Un tournant judiciaire s’annonce pour le rappeur Booba. Ce mercredi 8 juillet 2026, des juges d’instruction ont en effet ordonné son renvoi devant le tribunal correctionnel pour des faits présumés de cyberharcèlement à l’encontre de Magali Berdah, agente d’influenceurs et figure médiatique. Selon Libération, cette décision intervient après plusieurs mois d’enquête et marque une étape décisive dans une affaire qui oppose les deux personnalités depuis plusieurs années.

Ce qu'il faut retenir

  • Booba est renvoyé devant le tribunal correctionnel pour des faits de cyberharcèlement présumés contre Magali Berdah.
  • L’ordonnance a été rendue par des juges d’instruction ce 8 juillet 2026.
  • Les faits remontent à plusieurs années et opposent les deux personnalités depuis un conflit public.
  • Le rappeur encourt des peines prévues par la loi pour ce type d’infraction.
  • Cette décision ouvre la voie à un procès dont la date n’a pas encore été fixée.

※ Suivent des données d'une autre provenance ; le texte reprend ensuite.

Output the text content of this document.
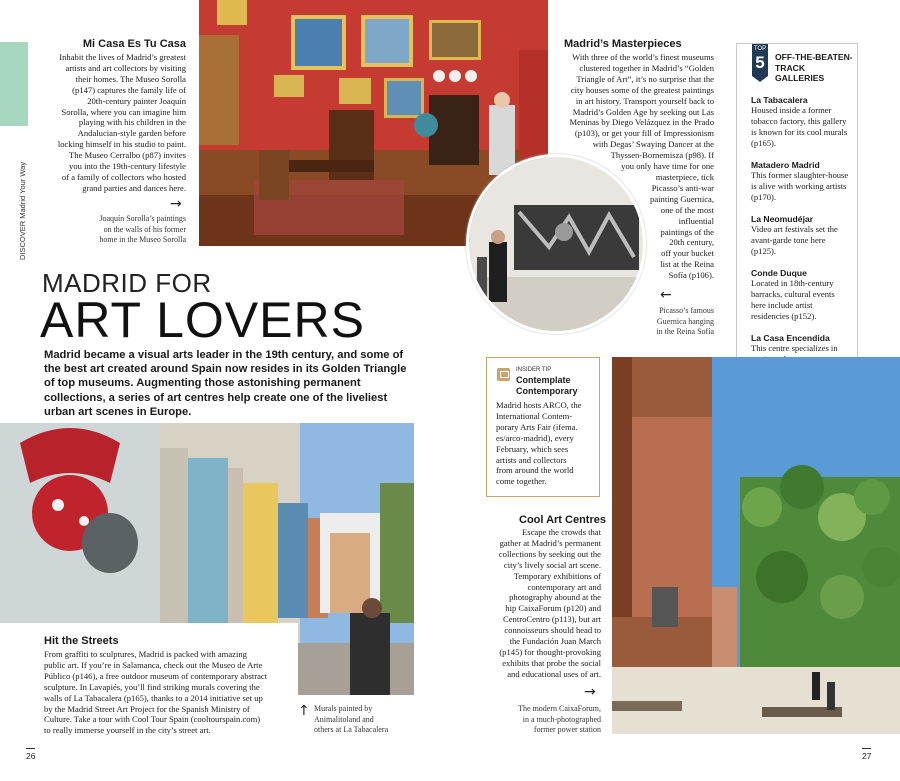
DISCOVER Madrid Your Way
Mi Casa Es Tu Casa
Inhabit the lives of Madrid’s greatest
artists and art collectors by visiting
their homes. The Museo Sorolla
(p147) captures the family life of
20th-century painter Joaquín
Sorolla, where you can imagine him
playing with his children in the
Andalucian-style garden before
locking himself in his studio to paint.
The Museo Cerralbo (p87) invites
you into the 19th-century lifestyle
of a family of collectors who hosted
grand parties and dances here.
→
Joaquín Sorolla’s paintings
on the walls of his former
home in the Museo Sorolla
Madrid’s Masterpieces
With three of the world’s finest museums
clustered together in Madrid’s “Golden
Triangle of Art”, it’s no surprise that the
city houses some of the greatest paintings
in art history. Transport yourself back to
Madrid’s Golden Age by seeking out Las
Meninas by Diego Velázquez in the Prado
(p103), or get your fill of Impressionism
with Degas’ Swaying Dancer at the
Thyssen-Bornemisza (p98). If
you only have time for one
masterpiece, tick
Picasso’s anti-war
painting Guernica,
one of the most
influential
paintings of the
20th century,
off your bucket
list at the Reina
Sofía (p106).
←
Picasso’s famous
Guernica hanging
in the Reina Sofía
TOP
5	OFF-THE-BEATEN-TRACK GALLERIES
La Tabacalera
Housed inside a former tobacco factory, this gallery is known for its cool murals (p165).
Matadero Madrid
This former slaughter-house is alive with working artists (p170).
La Neomudéjar
Video art festivals set the avant-garde tone here (p125).
Conde Duque
Located in 18th-century barracks, cultural events here include artist residencies (p152).
La Casa Encendida
This centre specializes in
MADRID FOR
ART LOVERS
Madrid became a visual arts leader in the 19th century, and some of the best art created around Spain now resides in its Golden Triangle of top museums. Augmenting those astonishing permanent collections, a series of art centres help create one of the liveliest urban art scenes in Europe.
Hit the Streets
From graffiti to sculptures, Madrid is packed with amazing
public art. If you’re in Salamanca, check out the Museo de Arte
Público (p146), a free outdoor museum of contemporary abstract
sculpture. In Lavapiés, you’ll find striking murals covering the
walls of La Tabacalera (p165), thanks to a 2014 initiative set up
by the Madrid Street Art Project for the Spanish Ministry of
Culture. Take a tour with Cool Tour Spain (cooltourspain.com)
to really immerse yourself in the city’s street art.
↑ Murals painted by
Animalitoland and
others at La Tabacalera
INSIDER TIP
Contemplate
Contemporary
Madrid hosts ARCO, the
International Contem-
porary Arts Fair (ifema.
es/arco-madrid), every
February, which sees
artists and collectors
from around the world
come together.
Cool Art Centres
Escape the crowds that
gather at Madrid’s permanent
collections by seeking out the
city’s lively social art scene.
Temporary exhibitions of
contemporary art and
photography abound at the
hip CaixaForum (p120) and
CentroCentro (p113), but art
connoisseurs should head to
the Fundación Juan March
(p145) for thought-provoking
exhibits that probe the social
and educational uses of art.
→
The modern CaixaForum,
in a much-photographed
former power station
26	27
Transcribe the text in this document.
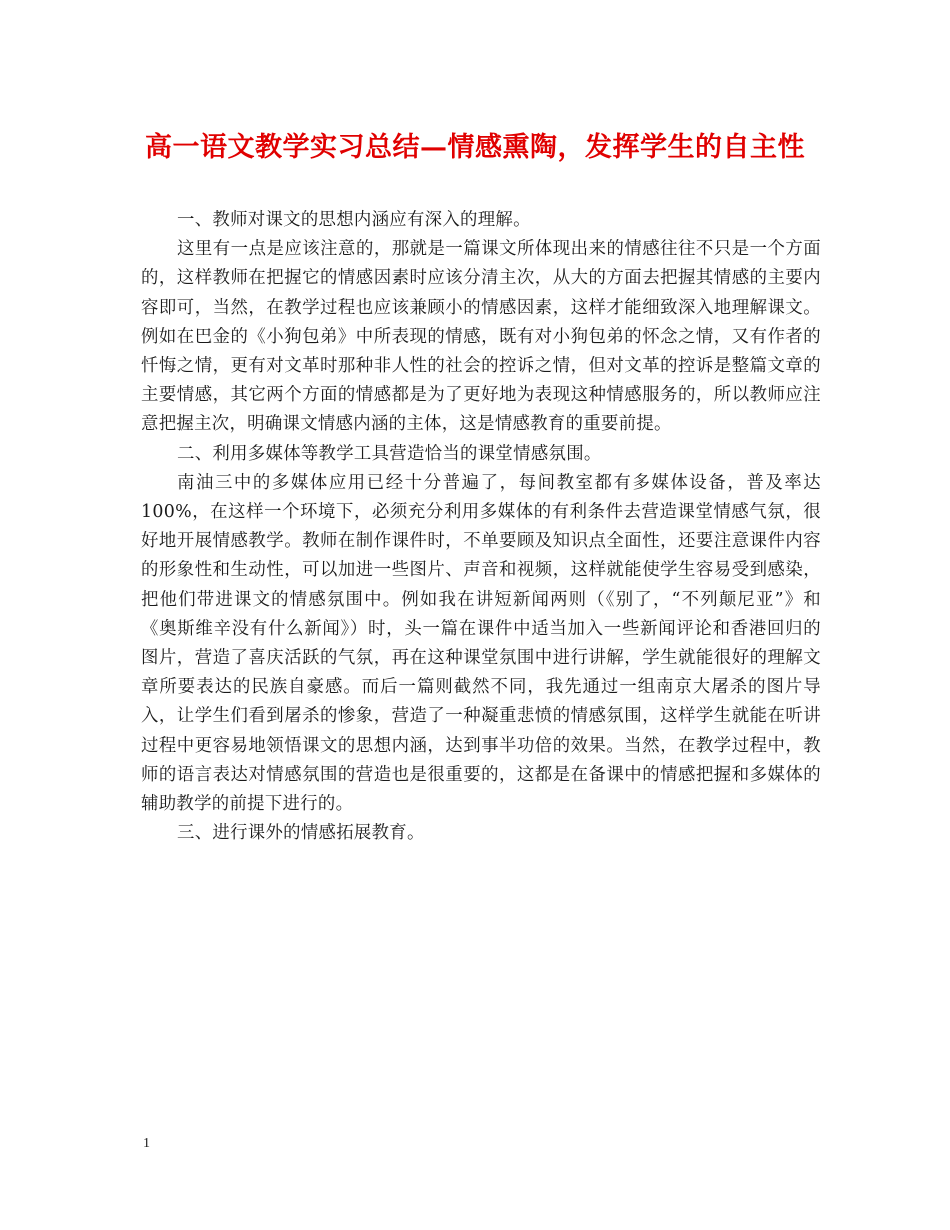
高一语文教学实习总结—情感熏陶，发挥学生的自主性

一、教师对课文的思想内涵应有深入的理解。

这里有一点是应该注意的，那就是一篇课文所体现出来的情感往往不只是一个方面的，这样教师在把握它的情感因素时应该分清主次，从大的方面去把握其情感的主要内容即可，当然，在教学过程也应该兼顾小的情感因素，这样才能细致深入地理解课文。例如在巴金的《小狗包弟》中所表现的情感，既有对小狗包弟的怀念之情，又有作者的忏悔之情，更有对文革时那种非人性的社会的控诉之情，但对文革的控诉是整篇文章的主要情感，其它两个方面的情感都是为了更好地为表现这种情感服务的，所以教师应注意把握主次，明确课文情感内涵的主体，这是情感教育的重要前提。

二、利用多媒体等教学工具营造恰当的课堂情感氛围。

南油三中的多媒体应用已经十分普遍了，每间教室都有多媒体设备，普及率达100%，在这样一个环境下，必须充分利用多媒体的有利条件去营造课堂情感气氛，很好地开展情感教学。教师在制作课件时，不单要顾及知识点全面性，还要注意课件内容的形象性和生动性，可以加进一些图片、声音和视频，这样就能使学生容易受到感染，把他们带进课文的情感氛围中。例如我在讲短新闻两则（《别了，“不列颠尼亚”》和《奥斯维辛没有什么新闻》）时，头一篇在课件中适当加入一些新闻评论和香港回归的图片，营造了喜庆活跃的气氛，再在这种课堂氛围中进行讲解，学生就能很好的理解文章所要表达的民族自豪感。而后一篇则截然不同，我先通过一组南京大屠杀的图片导入，让学生们看到屠杀的惨象，营造了一种凝重悲愤的情感氛围，这样学生就能在听讲过程中更容易地领悟课文的思想内涵，达到事半功倍的效果。当然，在教学过程中，教师的语言表达对情感氛围的营造也是很重要的，这都是在备课中的情感把握和多媒体的辅助教学的前提下进行的。

三、进行课外的情感拓展教育。

1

Une affaire aux racines publiques et médiatiques

Le conflit entre Booba et Magali Berdah s’inscrit dans un contexte de rivalité médiatique et professionnelle. Depuis plusieurs années, leurs échanges, souvent publics, ont alimenté les colonnes des médias et les réseaux sociaux. Selon Libération, l’agente d’influenceurs a déposé plainte pour des messages et publications qu’elle juge diffamatoires et harcelants, visant à nuire à sa réputation et à son activité professionnelle. L’enquête, ouverte il y a plusieurs mois, a permis de rassembler des éléments pouvant étayer ces accusations.

Les faits reprochés à Booba concernent des publications en ligne, notamment sur les réseaux sociaux, où il aurait multiplié les attaques personnelles et professionnelles à l’encontre de Magali Berdah. Selon les éléments recueillis par les juges d’instruction, ces agissements pourraient constituer une stratégie de harcèlement systématique, avec pour objectif de discréditer sa cible. Libération précise que l’ordonnance de renvoi a été prise après une instruction approfondie, incluant l’audition de témoins et l’analyse de contenus numériques.

Les chefs d’accusation et les risques juridiques encourus

D’après les informations rapportées par Libération, Booba est poursuivi pour des faits de cyberharcèlement, une infraction prévue et réprimée par le Code pénal. Les peines encourues pour ce type de délit peuvent aller jusqu’à deux ans d’emprisonnement et 30 000 euros d’amende, selon la gravité des actes reprochés. Dans cette affaire, les juges ont estimé que les éléments à charge étaient suffisants pour renvoyer l’accusé devant le tribunal correctionnel.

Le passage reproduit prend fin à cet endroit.